By a final score tailor-made for a newspaper headline -- "Rout 66" -- UCLA ran coach John Mackovic's Longhorns off their own field 66-3. Fans poured out of Darrell K Royal-Texas Memorial Stadium well before halftime, scrambling to avoid seeing any more of the worst Texas loss since 1904.
But Texas' darkest hour came just before the dawn.
The humiliating defeat finally gave the burnt orange brass the impetus to fire Mackovic the day after a season-ending loss to Texas A&M.
It replaced him with Mack Brown.
On Saturday, Brown's 16-year tenure as Texas' head coach mercifully reached its conclusion, following months of speculation on when he ultimately would be forced out. After four seasons of relative mediocrity, Brown resigned, clearing the way for Texas to make another new start.
Predictably, Brown's failures the past four seasons will envelop his exit. No Big 12 titles. No 10-win seasons. Only one victory over Oklahoma, which came far too late to save his job.
Yet even the staunchest of Brown's adversaries can't deny he leaves Texas in better shape than when he got there.
And in turn, the Big 12 is better off with him having coached in it.
"He elevated the Texas football program," said former Oklahoma athletic director Donnie Duncan, who was one of the chief architects of the Big 12. "And that elevated the conference."
Brown's arrival in the Big 12 came at the perfect time, as Nebraska was carrying the torch for the conference in 1997.
The Cornhuskers had captured their third national championship in four years and had become college football's most dominant program.
But after that season, legendary coach Tom Osborne retired, starting a steady decline for Nebraska.
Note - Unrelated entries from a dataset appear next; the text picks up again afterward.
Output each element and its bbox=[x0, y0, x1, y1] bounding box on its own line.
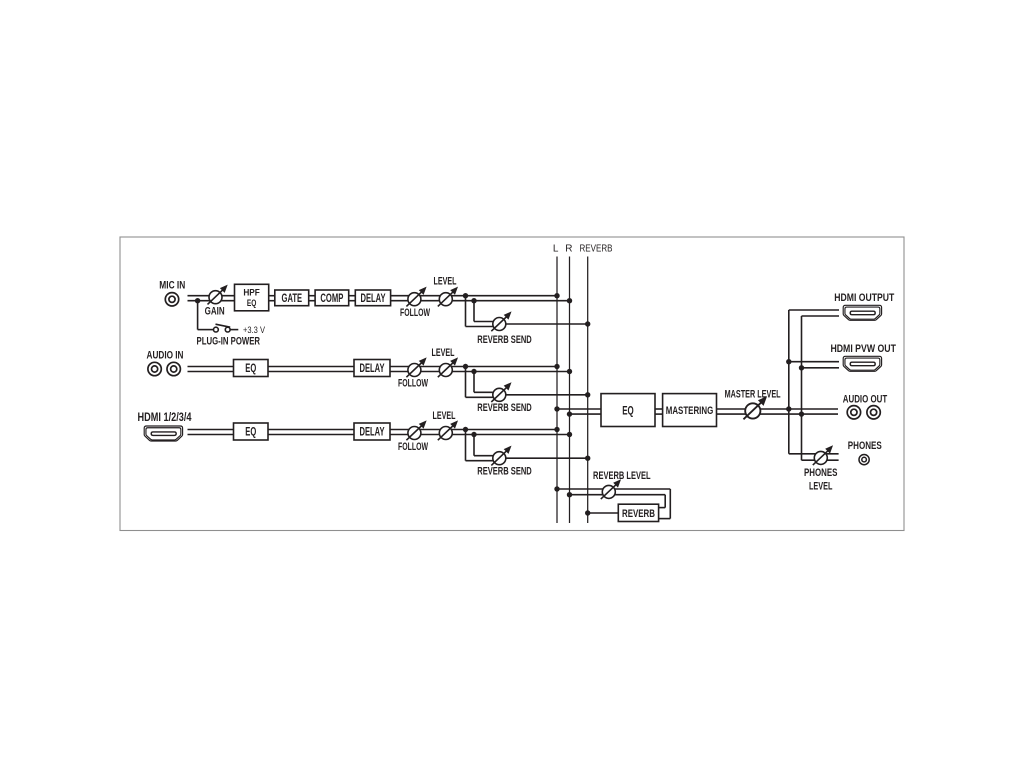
knob REVERB SEND hdmi bbox=[491, 447, 510, 466]
junction PVW upper bbox=[786, 359, 791, 364]
wire to phones lower bbox=[802, 459, 839, 461]
box HPF EQ U-mic1 bbox=[235, 284, 269, 311]
wire mic send to REVERB bus bbox=[506, 323, 588, 325]
connector HDMI input bbox=[144, 426, 182, 441]
svg-text:GAIN: GAIN bbox=[205, 306, 225, 318]
svg-text:R: R bbox=[565, 244, 572, 255]
jack PHONES bbox=[859, 455, 869, 465]
junction REVERB bus to reverb box bbox=[585, 510, 590, 515]
knob LEVEL hdmi bbox=[438, 422, 457, 441]
junction hdmi send L bbox=[463, 427, 468, 432]
svg-text:EQ: EQ bbox=[247, 298, 257, 309]
junction mic send L bbox=[463, 293, 468, 298]
wire mastering lower to audio out bbox=[717, 413, 839, 415]
junction reverb return R bus bbox=[567, 492, 572, 497]
junction plug-in power tap bbox=[195, 298, 200, 303]
wire REVERB bus to reverb box bbox=[588, 512, 619, 514]
wire AUDIO IN to EQ bbox=[188, 367, 234, 372]
jack AUDIO OUT left bbox=[847, 406, 860, 419]
wire hdmi lower to R bus bbox=[390, 434, 570, 436]
junction reverb return L bus bbox=[554, 486, 559, 491]
svg-text:LEVEL: LEVEL bbox=[434, 276, 457, 288]
wire audio send to REVERB bus bbox=[506, 394, 588, 396]
wire hdmi send lower into knob bbox=[466, 460, 500, 462]
svg-text:AUDIO OUT: AUDIO OUT bbox=[843, 394, 888, 406]
wire audio lower to R bus bbox=[390, 371, 570, 373]
wire to HDMI PVW upper bbox=[789, 361, 839, 363]
svg-text:FOLLOW: FOLLOW bbox=[398, 441, 428, 453]
junction L bus to master EQ bbox=[554, 406, 559, 411]
wire audio send lower into knob bbox=[466, 396, 500, 398]
svg-text:LEVEL: LEVEL bbox=[433, 410, 456, 422]
jack AUDIO OUT right bbox=[867, 406, 880, 419]
wire plug-in power horizontal bbox=[198, 329, 214, 331]
jack AUDIO IN left bbox=[148, 362, 161, 375]
svg-text:EQ: EQ bbox=[245, 427, 256, 439]
wire reverb return lower bbox=[570, 494, 666, 496]
svg-text:DELAY: DELAY bbox=[360, 427, 385, 439]
switch plug-in power contact right bbox=[225, 327, 230, 332]
wire to HDMI PVW lower bbox=[802, 367, 840, 369]
svg-text:+3.3 V: +3.3 V bbox=[243, 325, 265, 335]
box DELAY mic bbox=[355, 290, 390, 306]
svg-text:LEVEL: LEVEL bbox=[809, 480, 833, 492]
wire switch to +3.3V bbox=[230, 329, 238, 331]
svg-text:REVERB SEND: REVERB SEND bbox=[477, 402, 532, 414]
diagram outer border frame bbox=[120, 237, 904, 531]
wire audio send drop right bbox=[473, 372, 475, 393]
knob REVERB SEND mic bbox=[491, 313, 510, 332]
connector HDMI OUTPUT bbox=[843, 305, 881, 320]
junction hdmi on L bus bbox=[554, 427, 559, 432]
wire to HDMI OUTPUT upper bbox=[789, 309, 839, 311]
wire HDMI IN to EQ bbox=[188, 430, 234, 435]
junction audio send on REVERB bus bbox=[585, 392, 590, 397]
wire to phones upper bbox=[789, 453, 839, 455]
wire mic upper to L bus bbox=[391, 295, 557, 297]
svg-text:REVERB SEND: REVERB SEND bbox=[477, 334, 532, 346]
box EQ audio-in bbox=[234, 360, 269, 377]
knob GAIN bbox=[208, 286, 227, 305]
wire L bus to master EQ bbox=[557, 408, 601, 410]
wire R bus to master EQ bbox=[570, 413, 602, 415]
svg-text:MASTERING: MASTERING bbox=[666, 405, 714, 417]
junction hdmi on R bus bbox=[567, 432, 572, 437]
svg-text:HDMI PVW OUT: HDMI PVW OUT bbox=[830, 343, 896, 355]
wire mic send lower into knob bbox=[466, 326, 500, 328]
wire plug-in power drop bbox=[197, 301, 199, 330]
junction hdmi send R bbox=[471, 432, 476, 437]
junction mic on L bus bbox=[554, 293, 559, 298]
box GATE bbox=[275, 290, 309, 306]
junction output branch lower bbox=[799, 411, 804, 416]
knob LEVEL mic bbox=[438, 288, 457, 307]
wire EQ to MASTERING bbox=[655, 409, 663, 414]
svg-text:COMP: COMP bbox=[320, 293, 343, 305]
junction mic send R bbox=[471, 298, 476, 303]
svg-text:L: L bbox=[553, 244, 559, 255]
svg-text:EQ: EQ bbox=[245, 363, 256, 375]
wire mic send drop right bbox=[473, 301, 475, 322]
wire HPF EQ to GATE bbox=[269, 296, 275, 301]
box COMP bbox=[315, 290, 349, 306]
svg-text:DELAY: DELAY bbox=[361, 293, 386, 305]
svg-text:PLUG-IN POWER: PLUG-IN POWER bbox=[197, 335, 261, 347]
wire EQ to DELAY audio-in bbox=[268, 367, 354, 372]
wire reverb return upper bbox=[557, 488, 670, 490]
knob LEVEL audio bbox=[438, 359, 457, 378]
wire GATE to COMP bbox=[309, 296, 315, 301]
jack MIC IN bbox=[165, 293, 178, 306]
wire to HDMI OUTPUT lower bbox=[802, 315, 840, 317]
wire output branch vertical left bbox=[788, 310, 790, 454]
box master EQ bbox=[601, 394, 655, 427]
junction PVW lower bbox=[799, 365, 804, 370]
knob REVERB SEND audio bbox=[491, 384, 510, 403]
junction hdmi send on REVERB bus bbox=[585, 456, 590, 461]
box EQ hdmi bbox=[234, 423, 269, 440]
svg-text:MASTER LEVEL: MASTER LEVEL bbox=[725, 388, 781, 400]
svg-text:LEVEL: LEVEL bbox=[432, 347, 455, 359]
junction audio on R bus bbox=[567, 369, 572, 374]
wire mic lower to R bus bbox=[391, 300, 570, 302]
knob REVERB LEVEL bbox=[601, 481, 620, 500]
box DELAY audio-in bbox=[354, 360, 390, 377]
switch plug-in power lever bbox=[216, 324, 231, 327]
wire audio send drop left bbox=[465, 367, 467, 398]
junction audio send L bbox=[463, 364, 468, 369]
wire MIC IN to HPF EQ bbox=[188, 296, 235, 301]
knob PHONES LEVEL bbox=[813, 447, 832, 466]
svg-text:REVERB LEVEL: REVERB LEVEL bbox=[593, 470, 651, 482]
svg-text:REVERB SEND: REVERB SEND bbox=[477, 465, 532, 477]
svg-text:FOLLOW: FOLLOW bbox=[398, 378, 428, 390]
wire mic send drop left bbox=[465, 296, 467, 327]
wire COMP to DELAY mic bbox=[349, 296, 356, 301]
wire hdmi send drop left bbox=[465, 430, 467, 461]
knob MASTER LEVEL bbox=[743, 398, 765, 420]
wire hdmi upper to L bus bbox=[390, 429, 557, 431]
box REVERB bbox=[618, 504, 658, 521]
wire audio upper to L bus bbox=[390, 366, 557, 368]
svg-text:PHONES: PHONES bbox=[848, 440, 882, 452]
wire reverb loop outer horizontal bbox=[659, 518, 671, 520]
wire hdmi send to REVERB bus bbox=[506, 457, 588, 459]
svg-text:PHONES: PHONES bbox=[804, 467, 838, 479]
box DELAY hdmi bbox=[354, 423, 390, 440]
svg-text:AUDIO IN: AUDIO IN bbox=[147, 350, 184, 362]
wire audio send upper into knob bbox=[474, 391, 499, 393]
junction R bus to master EQ bbox=[567, 411, 572, 416]
jack AUDIO IN right bbox=[167, 362, 180, 375]
svg-text:REVERB: REVERB bbox=[622, 508, 655, 520]
svg-text:EQ: EQ bbox=[622, 403, 634, 417]
wire reverb loop inner vertical bbox=[664, 495, 666, 508]
switch plug-in power contact left bbox=[214, 327, 219, 332]
bus R vertical line bbox=[569, 257, 571, 524]
connector HDMI PVW OUT bbox=[843, 356, 881, 371]
junction mic on R bus bbox=[567, 298, 572, 303]
junction audio on L bus bbox=[554, 364, 559, 369]
svg-text:GATE: GATE bbox=[282, 293, 303, 305]
svg-text:REVERB: REVERB bbox=[580, 244, 613, 255]
svg-text:DELAY: DELAY bbox=[360, 363, 385, 375]
bus L vertical line bbox=[556, 257, 558, 524]
bus REVERB vertical line bbox=[587, 257, 589, 524]
svg-text:HDMI OUTPUT: HDMI OUTPUT bbox=[834, 292, 894, 304]
knob FOLLOW audio bbox=[406, 359, 425, 378]
wire EQ to DELAY hdmi bbox=[268, 430, 354, 435]
knob FOLLOW hdmi bbox=[406, 422, 425, 441]
wire hdmi send drop right bbox=[473, 435, 475, 456]
junction mic send on REVERB bus bbox=[585, 321, 590, 326]
svg-text:HDMI 1/2/3/4: HDMI 1/2/3/4 bbox=[138, 412, 192, 424]
wire hdmi send upper into knob bbox=[474, 455, 499, 457]
wire reverb loop inner horizontal bbox=[659, 507, 666, 509]
svg-text:MIC IN: MIC IN bbox=[159, 280, 185, 292]
knob FOLLOW mic bbox=[406, 288, 425, 307]
junction output branch upper bbox=[786, 406, 791, 411]
junction audio send R bbox=[471, 369, 476, 374]
box MASTERING bbox=[663, 394, 717, 427]
wire reverb loop outer vertical bbox=[669, 489, 671, 519]
wire output branch vertical right bbox=[801, 316, 803, 460]
wire mastering upper to audio out bbox=[717, 408, 839, 410]
svg-text:FOLLOW: FOLLOW bbox=[400, 307, 430, 319]
wire mic send upper into knob bbox=[474, 321, 499, 323]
The Big 12 would need one of its other brands to emerge. Thanks to Brown and Bob Stoops, two did.
"Mack drove the competition around him to be better," said Gil Brandt, a former longtime executive with the Dallas Cowboys.
Before Brown came to Texas, the Red River Rivalry had plummeted to an all-time low.
Texas was a mess, and Oklahoma was in even worse shape under coach John Blake. The 1997 meeting was between teams that would go a combined 8-15 -- reducing the Big 12's premier rivalry game to a caricature.
The game still mattered along the Interstate 35 corridor. Elsewhere, it was barely noticed, including by recruits.
"Nobody cared about the Texas-OU rivalry then," said Rod Babers, who was a blue-chip defensive back out of Houston in the 1999 recruiting class. "It wasn't nationally relevant anymore."
Babers wanted to play in big college rivalry games. But that didn't include anywhere in the Big 12. So he initially had his eyes cast to Florida State, which had nationally relevant rivalry games with Florida and Miami.
But Brown soon would give Babers, and the state's other top players, a reason to look at Texas again.
Immediately after getting the job, Brown persuaded star running back Ricky Williams to return to school for one more year. Williams would go on to capture the Heisman Trophy in a 9-3 season -- an amazing one-year turnaround.
The following year, Stoops was hired at Oklahoma. Almost overnight, with the Longhorns and Sooners back to being perennial top-10 teams, the national spotlight returned to the Red River Rivalry.
"Mack Brown and Bob Stoops brought the rivalry back to national relevance, to where young kids being recruited actually cared about it," said Babers, who ended up signing with the Longhorns and became an All-Big 12 cornerback. "It meant something to them. It mattered. They paid attention to it again.
"One of the triumphs of Mack Brown was his role in bringing Texas-OU back to national relevance."
As a result, even as Nebraska dipped, the Big 12 remained nationally relevant.
Thanks to the Longhorns and Sooners, the Big 12 had a representative in the national championship game seven of 10 years from 2000 to 2009.
"Having a team in the national championship is big exposure," Duncan said. "Big for the team. Big for the conference."
Such exposure also translated into dollars.
"Texas gives the Big 12 national exposure on television," Brandt said. "Alone, there are teams in the Big 12 that don't get big TV numbers. But when they play Texas, they do."
In the spring, the conference distributed a record $198 million in television revenue to its 10 members. Without Brown turning Texas around 16 years ago, such a figure would not have been possible.
"Texas is a brand," Duncan said. "The combination of the brand and the success of the team generates that level of television interest. And that has a trickle-down effect."
Brown's success elevating Texas goes beyond Austin.
It has trickled to all corners of the Big 12.